In 1987, an agreement was signed to establish The Sainsbury Laboratory (TSL) as a joint venture between the Gatsby Charitable Foundation. In 1989, the laboratory moved into its current building which was constructed alongside the JIC. The Earlham Institute (EI) was established by the BBSRC in partnership with East of England Development Agency (EEDA), Norfolk County Council, Norwich City Council, South Norfolk Council and the Greater Norwich Development Partnership. It cost £13.5 million and was built by Morgan Sindall. It was officially opened on 3 July 2009 by John Sulston. During the COVID-19 pandemic, the institute developed a new method (Microbiolink) which connects microbial proteins with host proteins and determines how these interactions influence cellular processes in the host.
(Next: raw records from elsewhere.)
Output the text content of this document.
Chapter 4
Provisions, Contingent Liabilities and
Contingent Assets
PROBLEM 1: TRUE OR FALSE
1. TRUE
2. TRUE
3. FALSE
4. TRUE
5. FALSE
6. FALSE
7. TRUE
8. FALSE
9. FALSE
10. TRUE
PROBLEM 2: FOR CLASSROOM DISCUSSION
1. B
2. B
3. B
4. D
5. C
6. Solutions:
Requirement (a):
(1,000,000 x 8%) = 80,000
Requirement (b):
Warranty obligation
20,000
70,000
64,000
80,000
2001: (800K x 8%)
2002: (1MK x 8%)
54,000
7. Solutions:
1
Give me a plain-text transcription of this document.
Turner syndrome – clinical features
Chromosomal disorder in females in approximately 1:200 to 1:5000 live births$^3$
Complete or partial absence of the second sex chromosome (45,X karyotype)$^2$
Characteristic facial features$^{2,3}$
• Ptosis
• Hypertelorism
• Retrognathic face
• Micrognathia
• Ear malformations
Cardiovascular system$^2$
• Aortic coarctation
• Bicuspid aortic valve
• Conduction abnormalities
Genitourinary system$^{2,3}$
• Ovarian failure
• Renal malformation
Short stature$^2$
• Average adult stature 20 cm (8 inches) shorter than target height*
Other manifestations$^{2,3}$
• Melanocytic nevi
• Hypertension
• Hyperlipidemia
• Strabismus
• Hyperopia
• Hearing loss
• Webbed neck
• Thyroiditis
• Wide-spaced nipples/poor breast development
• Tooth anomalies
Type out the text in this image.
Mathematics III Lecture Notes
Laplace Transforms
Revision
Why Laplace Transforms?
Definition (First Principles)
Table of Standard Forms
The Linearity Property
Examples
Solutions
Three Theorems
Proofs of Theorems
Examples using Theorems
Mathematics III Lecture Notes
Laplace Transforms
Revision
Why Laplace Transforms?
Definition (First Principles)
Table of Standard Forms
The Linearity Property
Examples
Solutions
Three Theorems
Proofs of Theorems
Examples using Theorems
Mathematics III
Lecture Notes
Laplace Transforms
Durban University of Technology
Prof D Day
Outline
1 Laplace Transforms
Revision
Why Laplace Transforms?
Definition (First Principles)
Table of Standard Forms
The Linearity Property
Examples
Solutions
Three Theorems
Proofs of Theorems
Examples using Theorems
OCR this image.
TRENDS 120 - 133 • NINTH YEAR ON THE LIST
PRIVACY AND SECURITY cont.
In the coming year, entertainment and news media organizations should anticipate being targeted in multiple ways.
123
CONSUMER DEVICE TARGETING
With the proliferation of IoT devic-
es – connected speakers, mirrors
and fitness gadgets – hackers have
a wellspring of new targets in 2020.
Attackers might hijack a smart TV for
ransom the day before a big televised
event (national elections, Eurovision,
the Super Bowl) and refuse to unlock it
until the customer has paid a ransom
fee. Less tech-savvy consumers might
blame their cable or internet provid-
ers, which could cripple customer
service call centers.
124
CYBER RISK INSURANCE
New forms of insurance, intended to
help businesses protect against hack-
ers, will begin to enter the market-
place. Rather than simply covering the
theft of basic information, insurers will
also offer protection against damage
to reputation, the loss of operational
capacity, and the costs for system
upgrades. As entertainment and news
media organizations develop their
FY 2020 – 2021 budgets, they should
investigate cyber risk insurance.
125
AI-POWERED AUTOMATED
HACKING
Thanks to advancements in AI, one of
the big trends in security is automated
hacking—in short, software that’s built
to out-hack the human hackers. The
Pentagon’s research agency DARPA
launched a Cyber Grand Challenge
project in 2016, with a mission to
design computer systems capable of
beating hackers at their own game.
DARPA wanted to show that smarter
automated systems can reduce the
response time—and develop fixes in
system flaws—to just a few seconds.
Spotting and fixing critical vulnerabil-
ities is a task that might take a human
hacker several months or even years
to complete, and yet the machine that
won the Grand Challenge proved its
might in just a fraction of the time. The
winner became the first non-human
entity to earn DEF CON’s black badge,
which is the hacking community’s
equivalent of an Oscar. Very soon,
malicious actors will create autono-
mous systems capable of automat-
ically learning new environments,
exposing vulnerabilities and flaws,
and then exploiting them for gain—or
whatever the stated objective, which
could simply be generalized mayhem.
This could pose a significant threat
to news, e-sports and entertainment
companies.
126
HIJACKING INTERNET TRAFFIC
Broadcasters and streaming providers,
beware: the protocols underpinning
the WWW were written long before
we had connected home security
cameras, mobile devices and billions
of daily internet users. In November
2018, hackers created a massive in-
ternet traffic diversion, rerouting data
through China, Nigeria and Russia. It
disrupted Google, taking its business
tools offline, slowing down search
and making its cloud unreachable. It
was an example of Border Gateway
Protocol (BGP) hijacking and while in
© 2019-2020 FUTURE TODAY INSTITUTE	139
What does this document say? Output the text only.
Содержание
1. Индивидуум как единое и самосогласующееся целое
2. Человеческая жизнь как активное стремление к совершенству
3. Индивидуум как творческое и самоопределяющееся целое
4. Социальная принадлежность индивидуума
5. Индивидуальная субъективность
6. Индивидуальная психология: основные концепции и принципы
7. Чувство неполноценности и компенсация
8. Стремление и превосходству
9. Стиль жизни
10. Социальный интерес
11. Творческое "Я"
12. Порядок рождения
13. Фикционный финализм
The Institute of Food Research (IFR) was created in 1968, spread over four sites; the Meat Research Institute at Langford near Bristol, the Food Research Institute (FRI) at Colney in Norwich, the National Institute for Research in Dairying (NIRD) in Shinfield near Reading, and the Long Ashton Research Station (LARS). The IFR became an institute sponsored by the BBSRC in 1994. In 1999, the institute's activities were consolidated in one location (Norwich). On 28 April 2017, the IFR transitioned into Quadram Institute Bioscience in preparation for the full opening of the Quadram Institute (QI) in September 2018. The institute combines research teams from the partners with a regional gastrointestinal endoscopy unit and a clinical trials facility.

==Facilities==
- The John Innes Centre (JIC), founded in 1910, an independent centre for research and training in plant and microbial science. In 2017, it was given a gold Athena SWAN Charter award which recognises good practices in higher education and research institutions towards the advancement of gender equality.
- The University of East Anglia (UEA), founded in 1963, a public plate glass research university and one of the nation's most-cited research institutions worldwide. Consisting of four faculties and twenty-six schools of study, it ranks in the Top 1% worldwide according to Times Higher Education, and within the world Top 100 for research excellence in the Leiden Ranking with UEA "often out-performing Russell Group universities".
- The Sainsbury Laboratory (TSL), founded in 1988, a research institute that carries out fundamental biological research and technology development on aspects of plant tissue culture and transformation, bioinformatics and computational biology, proteomics, and synthetic biology in plants.
- The Norfolk and Norwich University Hospital (NNUH), founded in 2001, a large National Health Service academic teaching hospital and is a partner with the University of East Anglia in the delivery of courses. It is one of the largest hospitals in the United Kingdom in terms of in-patient capacity.
- The Earlham Institute (EI), founded in 2009, a life science research institute focused on analysing plant, microbial, fish and farm animal genomes.
- The Quadram Institute (QI), founded in 2018, a state-of-the-art interdisciplinary research centre which combines expertise in food science, microbiology, and genomics with a gastrointestinal endoscopy unit and an NNUH clinical trials facility to promote health and prevent disease.